Chihiro Hirano, Yutaka Kozu, Yusuke Jinno, Yusuke Kurosawa, Shiho Yamada, Kouta Hatayama, Kanako Kono, Kenji Mizumura, Motoyasu Iikura, Shuichiro Maruoka, Hiroaki Masuyama, Yasuhiro Gon. Biomedicines 2026, 14(1), 125.
doi: 10.3390/biomedicines14010125
https://www.mdpi.com/2227-9059/14/1/125


■研究の要旨とポイント
・これまで、腸内細菌叢の異常と小児喘息との関連を示す研究は多数報告されてきましたが、日本人成人における気管支喘息と腸内細菌叢との関連については、十分に明らかにされていませんでした。
・本研究では、日本人成人気管支喘息患者群(以下、成人BA群)と健常対照者群(以下、対照群)の腸内細菌叢を比較解析し、成人BA群に特徴的な腸内細菌叢の構成変化を明らかにしました。
・その結果、成人BA群では、対照群と比較して呼吸器疾患との関連が報告されている分類群が多く、短鎖脂肪酸産生菌を含む分類群が少ない傾向が認められ、腸内細菌叢の構成に異常が生じている可能性が示唆されました。
・さらに、成人BAに関連する腸内細菌の分類群の多くは、男女で異なっており、腸内細菌叢の異常の特徴に性差が存在することが明らかとなりました。
・本研究の成果は、成人BAの病因や病態形成における腸内細菌叢の関与を示唆するものであり、今後の病態理解の深化や、新たな予防・管理戦略を検討するうえで重要な知見を提供すると考えられます。

【研究内容】
■背景
 気管支喘息(bronchial asthma:BA)は、慢性的な呼吸器疾患の一つであり、世界中で約3億人が罹患しています。気管支平滑筋の収縮により、気管支が狭窄し気流制限が生じるため、喘鳴や咳、呼吸困難などの症状を示します。日本での気管支喘息有病率は小児で約7%、成人では約4%と推察されており、厚生労働省の2020年患者調査によると推計総患者数は約918,000人と報告されています。また、成人BAの有病率は、男性よりも女性の方が高いことが世界的に知られています。
 近年、腸内細菌叢の異常(dysbiosis)が小児喘息の発症と関連していることが多数報告されています。小児喘息では、腸内細菌の代謝産物の産生異常が免疫応答に影響を及ぼします。腸内細菌によって産生される酪酸、プロピオン酸、酢酸などの短鎖脂肪酸は、気道炎症に対する保護効果が示されており、便サンプル中の短鎖脂肪酸濃度の低下は、小児喘息リスクの増加と関連しています。
腸内細菌叢は成人のBA発症と重症度にも関連している可能性があり、海外の研究では、成人喘息患者において腸内細菌叢の異常が生じていること、短鎖脂肪酸産生菌のレベルが低いことが報告されていますが、日本人を対象とした研究はありませんでした。腸内細菌叢の構成は国や地域によって異なり、日本人は特有の腸内細菌叢を有していることから、他国での研究結果が日本人にも当てはまるとは限りません。さらに、成人BAの有病率と腸内細菌叢の構成のそれぞれには性差があることが分かっていますが、これまでの研究では性差が考慮されていません。
 そこで本研究では、 性差に焦点を当てつつ、日本人の成人BA患者において腸内細菌叢の異常が生じているかどうかを調査しました。

■研究手法と成果 
 研究チームは、日本人20~70代の成人BA群(男性48名、女性90名)と対照群(男性60名、女性120名)の腸内細菌叢を、次世代シーケンサー※2を用いた16S rRNA遺伝子配列解析※3により男女別に比較しました。

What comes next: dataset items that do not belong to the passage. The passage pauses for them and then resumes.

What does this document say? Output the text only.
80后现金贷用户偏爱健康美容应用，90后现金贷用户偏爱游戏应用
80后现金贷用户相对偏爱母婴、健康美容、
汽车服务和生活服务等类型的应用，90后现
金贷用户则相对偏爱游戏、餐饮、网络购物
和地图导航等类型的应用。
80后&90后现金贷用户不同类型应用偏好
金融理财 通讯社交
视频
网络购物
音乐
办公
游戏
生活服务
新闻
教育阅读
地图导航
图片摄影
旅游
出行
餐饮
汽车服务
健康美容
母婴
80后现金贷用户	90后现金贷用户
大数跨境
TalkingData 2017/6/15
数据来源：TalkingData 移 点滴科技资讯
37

 腸内細菌叢の多様性を比較するにあたり、β多様性※4をBray–Curtis指数に基づく非計量多次元尺度法(NMDS)※5のプロットにより可視化し、PERMANOVA※6の検定を実施したところ、男女ともにβ多様性に有意差が認められました(図1)。これは、成人BA群と対照群では腸内細菌叢の構成に違いがあることを示しています。

図1:成人BA群と対照群の腸内細菌叢の非計量多次元尺度法(NMDS)プロット
(A) 男性(PERMANOVA p < 0.001)、(B)女性(PERMANOVA p = 0.003)。NMDSプロットの楕円は95%信頼区間を示す。NMDSプロットの赤色はBA群、緑色は対照群のサンプルを示す。

 成人BA群と対照群で異なる腸内細菌の分類群(属レベル)を解析したところ、男性の成人BA群では対照群と比較してStreptococcus、Blautia、Veillonella、Unclassified(属レベルの分類が定まらなかった細菌)、Adlercreutzia、Clostridium_IVおよびSchaaliaがより多く、一方で、Butyricimonas、Clostridium_XlVb、MegamonasおよびClostridium_XVIIIは少ない傾向がみられました(図2A)。女性の成人BA群では、Flavonifractor、Streptococcus、Eggerthella、Enterocloster、Ruthenibacterium、Dysosmobacter、Sellimonas、Erysipelatoclostridium、Blautia、Clostridium_XlVa、FusobacteriumおよびAnaerotignumが多く、Coprobacter、Oscillibacter、Agathobacter、Ruminococcus、CoprococcusおよびOdoribacterは少ない傾向がみられました(図2B)。
女性の成人BA群で存在量に違いがみられた19分類群中8分類群では、対照群との間に有意差が認められました(ウィルコクソンの順位和検定※7 p < 0.05)。成人BA群では男女ともにStreptococcusとBlautiaが多い特徴が観察されましたが、その他の分類群は男女で異なっていました。

 成人BA群の特徴としてみられた分類群の多くが男女で異なっていましたが、BA群で存在量が多い分類群の多くは呼吸器疾患に関連することがこれまでに報告されており、存在量が少ない分類群の多くは短鎖脂肪酸産生菌に該当する傾向がみられました。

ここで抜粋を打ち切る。